I’d love to let it run a while, but after getting that output, the program just stops.

I think it just gets stuck there for awhile because memory is low and it’s probably paging out swap? Or does the program crash?

Can you keep an eye on memory/swap usage with sudo tegrastats when running this?

Is it possible to do that while the GUI is disabled? I thought I could only run one process at a time

This time I ran the training program from the nano. While it was running, I ran sudo tegrastats on another computer that was connected to the nano via SSH.
I got the same output as before, and while checking tegrastats it didn’t look like I ran out of SWAP memory. I will attach a text file of the results from tegrastats since it’s over 700 lines long.
tegra.txt (207.7 KB)

OK you got it, that’s what I typically do - although I believe you can press something like Ctrl+Alt+F2 (F3/F4/ect) to switch terminal consoles on the device when the GUI is disabled.

Although you haven’t run out of swap, almost all physical memory is used and more than 2GB of swap are being used:

RAM 3834/3956MB (lfb 2x1MB) SWAP 2575/4096MB

So this could explain the slowness as it swaps out a lot of stuff (which can be rather slow when the swapfile is on SD card). How long have you let it run for?

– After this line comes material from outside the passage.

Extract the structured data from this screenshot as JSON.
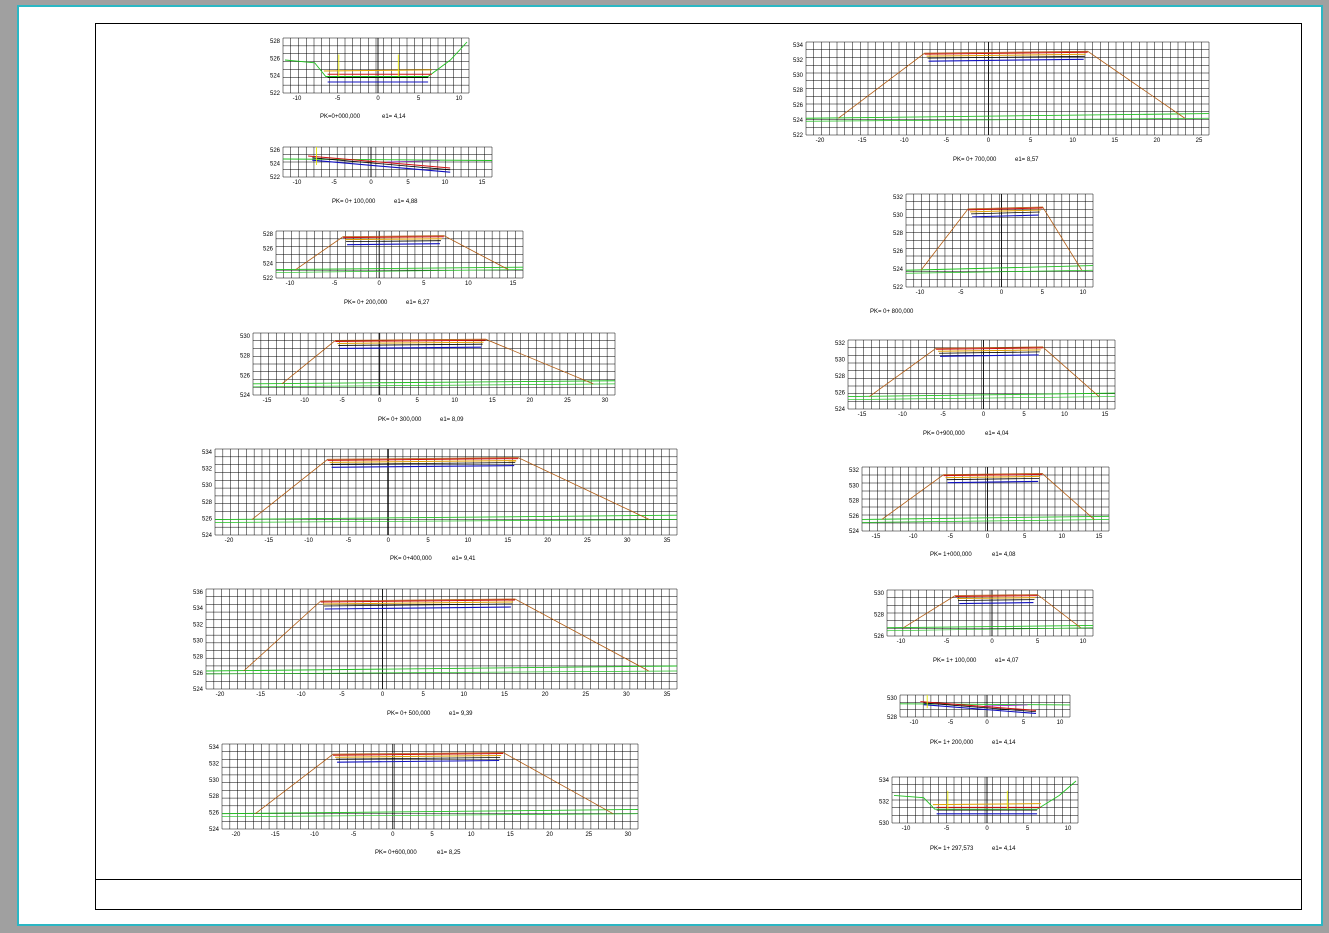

It may be worth noting, that if you have a Linux PC or server, you can run the pytorch-ssd repo on it and run the training there too. You would need to have PyTorch/ect installed on your PC, and ideally and NVIDIA GPU card in it.

I cloned the pytorch-ssd repo to my Jetson Nano. I also copied the wood data to the data folder in the repo. I ran the same command as before, and nothing happened.

I meant that if you had an x86-based Ubuntu PC with PyTorch installed, you could clone the pytorch-ssd repo to it and run it on there after installing the requirements. If the PC had more compute resources and memory it could go faster.

Although Nano isn’t designed/intended for training DNN’s, for educational/demo purposes Nano should be able to run train_ssd.py though, so not sure why it’s getting hung up on your system. How long have you let it run for before terminating it? Were you able to run it on other datasets like in the Hello AI World tutorial?

Also have you tried using the jetson-inference Docker container, in case the issue is related to something particular to your install?

This topic was automatically closed 14 days after the last reply. New replies are no longer allowed.